For two days the Bolsheviks ordered the stoppage of passenger traffic as a defensive measure. Communication now reestablished with Petrograd. Bolsheviks announce English have seized Alexandrovsk. Embassy is being communicated with daily by Consulate General. While quiet has been reestablished in Moscow and the Bolsheviks claim that the prompt suppression of the uprising demonstrates their strength, disaffection among certain troops, the growing resistance of peasantry to the attempted requisition of food, creates critical situation.

Turks have taken Baku. Tsaritsyn is reported in hands of the Cossacks. Soviet troops have abandoned Ufa.

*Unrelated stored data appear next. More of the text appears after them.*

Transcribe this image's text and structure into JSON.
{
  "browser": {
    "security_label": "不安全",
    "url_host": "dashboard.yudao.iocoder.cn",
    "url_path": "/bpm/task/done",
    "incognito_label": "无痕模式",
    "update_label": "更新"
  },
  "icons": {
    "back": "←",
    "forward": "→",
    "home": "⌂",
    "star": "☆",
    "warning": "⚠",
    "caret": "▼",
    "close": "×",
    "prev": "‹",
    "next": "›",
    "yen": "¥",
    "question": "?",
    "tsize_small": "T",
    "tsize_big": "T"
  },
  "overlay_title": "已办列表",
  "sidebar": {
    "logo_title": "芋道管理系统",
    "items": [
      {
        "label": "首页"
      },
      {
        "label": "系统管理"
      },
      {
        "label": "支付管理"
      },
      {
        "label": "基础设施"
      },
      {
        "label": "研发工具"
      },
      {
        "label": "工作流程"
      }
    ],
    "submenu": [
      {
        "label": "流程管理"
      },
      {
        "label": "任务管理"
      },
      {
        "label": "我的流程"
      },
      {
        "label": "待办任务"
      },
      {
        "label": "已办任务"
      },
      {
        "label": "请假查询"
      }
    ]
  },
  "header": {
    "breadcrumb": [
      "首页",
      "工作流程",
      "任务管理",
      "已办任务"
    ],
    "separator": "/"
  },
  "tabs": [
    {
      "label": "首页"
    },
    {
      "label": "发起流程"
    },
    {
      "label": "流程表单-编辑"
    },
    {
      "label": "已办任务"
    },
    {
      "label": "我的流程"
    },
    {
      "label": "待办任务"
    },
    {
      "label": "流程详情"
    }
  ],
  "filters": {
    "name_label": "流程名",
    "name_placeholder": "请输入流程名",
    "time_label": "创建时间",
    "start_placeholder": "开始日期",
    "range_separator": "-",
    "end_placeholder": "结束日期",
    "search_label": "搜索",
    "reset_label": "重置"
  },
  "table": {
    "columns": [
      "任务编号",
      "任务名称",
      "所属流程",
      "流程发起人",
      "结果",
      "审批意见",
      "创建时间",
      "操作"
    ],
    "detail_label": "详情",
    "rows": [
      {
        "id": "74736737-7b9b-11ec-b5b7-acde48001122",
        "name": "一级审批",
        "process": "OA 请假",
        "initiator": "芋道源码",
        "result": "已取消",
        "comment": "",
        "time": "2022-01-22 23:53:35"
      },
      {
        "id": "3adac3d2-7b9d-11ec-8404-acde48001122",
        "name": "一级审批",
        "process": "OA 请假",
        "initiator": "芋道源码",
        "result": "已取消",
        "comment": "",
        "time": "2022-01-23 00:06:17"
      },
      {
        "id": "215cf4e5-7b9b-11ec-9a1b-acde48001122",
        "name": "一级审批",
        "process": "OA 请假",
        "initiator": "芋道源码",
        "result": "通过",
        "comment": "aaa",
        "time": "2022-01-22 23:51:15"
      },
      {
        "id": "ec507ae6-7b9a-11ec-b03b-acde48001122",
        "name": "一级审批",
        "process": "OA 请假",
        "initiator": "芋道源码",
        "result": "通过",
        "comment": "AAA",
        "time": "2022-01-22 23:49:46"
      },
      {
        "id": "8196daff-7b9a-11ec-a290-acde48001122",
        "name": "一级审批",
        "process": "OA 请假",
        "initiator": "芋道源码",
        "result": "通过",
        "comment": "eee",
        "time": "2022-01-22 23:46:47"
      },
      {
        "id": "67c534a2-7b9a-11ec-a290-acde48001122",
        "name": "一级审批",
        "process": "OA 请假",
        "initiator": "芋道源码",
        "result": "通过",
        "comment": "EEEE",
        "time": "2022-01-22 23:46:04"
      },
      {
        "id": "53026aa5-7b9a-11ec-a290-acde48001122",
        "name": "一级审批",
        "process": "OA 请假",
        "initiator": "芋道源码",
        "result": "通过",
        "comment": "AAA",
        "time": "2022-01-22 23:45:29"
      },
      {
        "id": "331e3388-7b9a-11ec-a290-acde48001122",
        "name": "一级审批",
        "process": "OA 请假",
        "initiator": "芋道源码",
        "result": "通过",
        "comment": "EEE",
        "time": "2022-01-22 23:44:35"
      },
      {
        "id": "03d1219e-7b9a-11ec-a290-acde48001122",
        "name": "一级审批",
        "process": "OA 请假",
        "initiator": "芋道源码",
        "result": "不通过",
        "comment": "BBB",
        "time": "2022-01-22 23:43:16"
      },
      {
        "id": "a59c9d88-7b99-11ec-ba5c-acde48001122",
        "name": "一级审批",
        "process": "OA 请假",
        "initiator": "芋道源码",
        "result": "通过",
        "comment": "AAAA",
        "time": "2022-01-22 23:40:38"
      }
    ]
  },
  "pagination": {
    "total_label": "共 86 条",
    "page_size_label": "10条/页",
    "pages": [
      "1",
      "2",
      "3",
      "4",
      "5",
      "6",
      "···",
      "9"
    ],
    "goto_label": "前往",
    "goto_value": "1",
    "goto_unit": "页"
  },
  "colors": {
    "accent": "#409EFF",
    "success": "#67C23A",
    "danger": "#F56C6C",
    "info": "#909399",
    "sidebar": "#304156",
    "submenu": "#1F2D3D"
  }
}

It is reported that Kuhlmann will have to resign before the end of the week.

[ Poole]
  1. Sent via the Consulate at Petrograd and the Legation in Norway. The Chargé in Norway, in his telegram of transmittal, No. 924, July 27. adds:

    Vice Consul [at Petrograd (Imbrie)] states in letter, dated Petrograd July 12, received here to-day … that since the above telegram was received by him from Moscow direct communication between the Consulate General and the Embassy had been severed because of the cutting of the wire between Moscow and Vologda and that messages were being transmitted through his office only.

    Imbrie further states that at the time of writing Petrograd was surrounded on three sides by Germans and White Guard, their nearest point of approach being Beloostrov. He adds that absolute famine confronts Petrograd and that an epidemic of cholera was raging, there being about five hundred cases a day. About fifteen Americans were left in the city which was quiet. Imbrie states that apparently no means of communication is available from Petrograd … since the Murman line is also cut.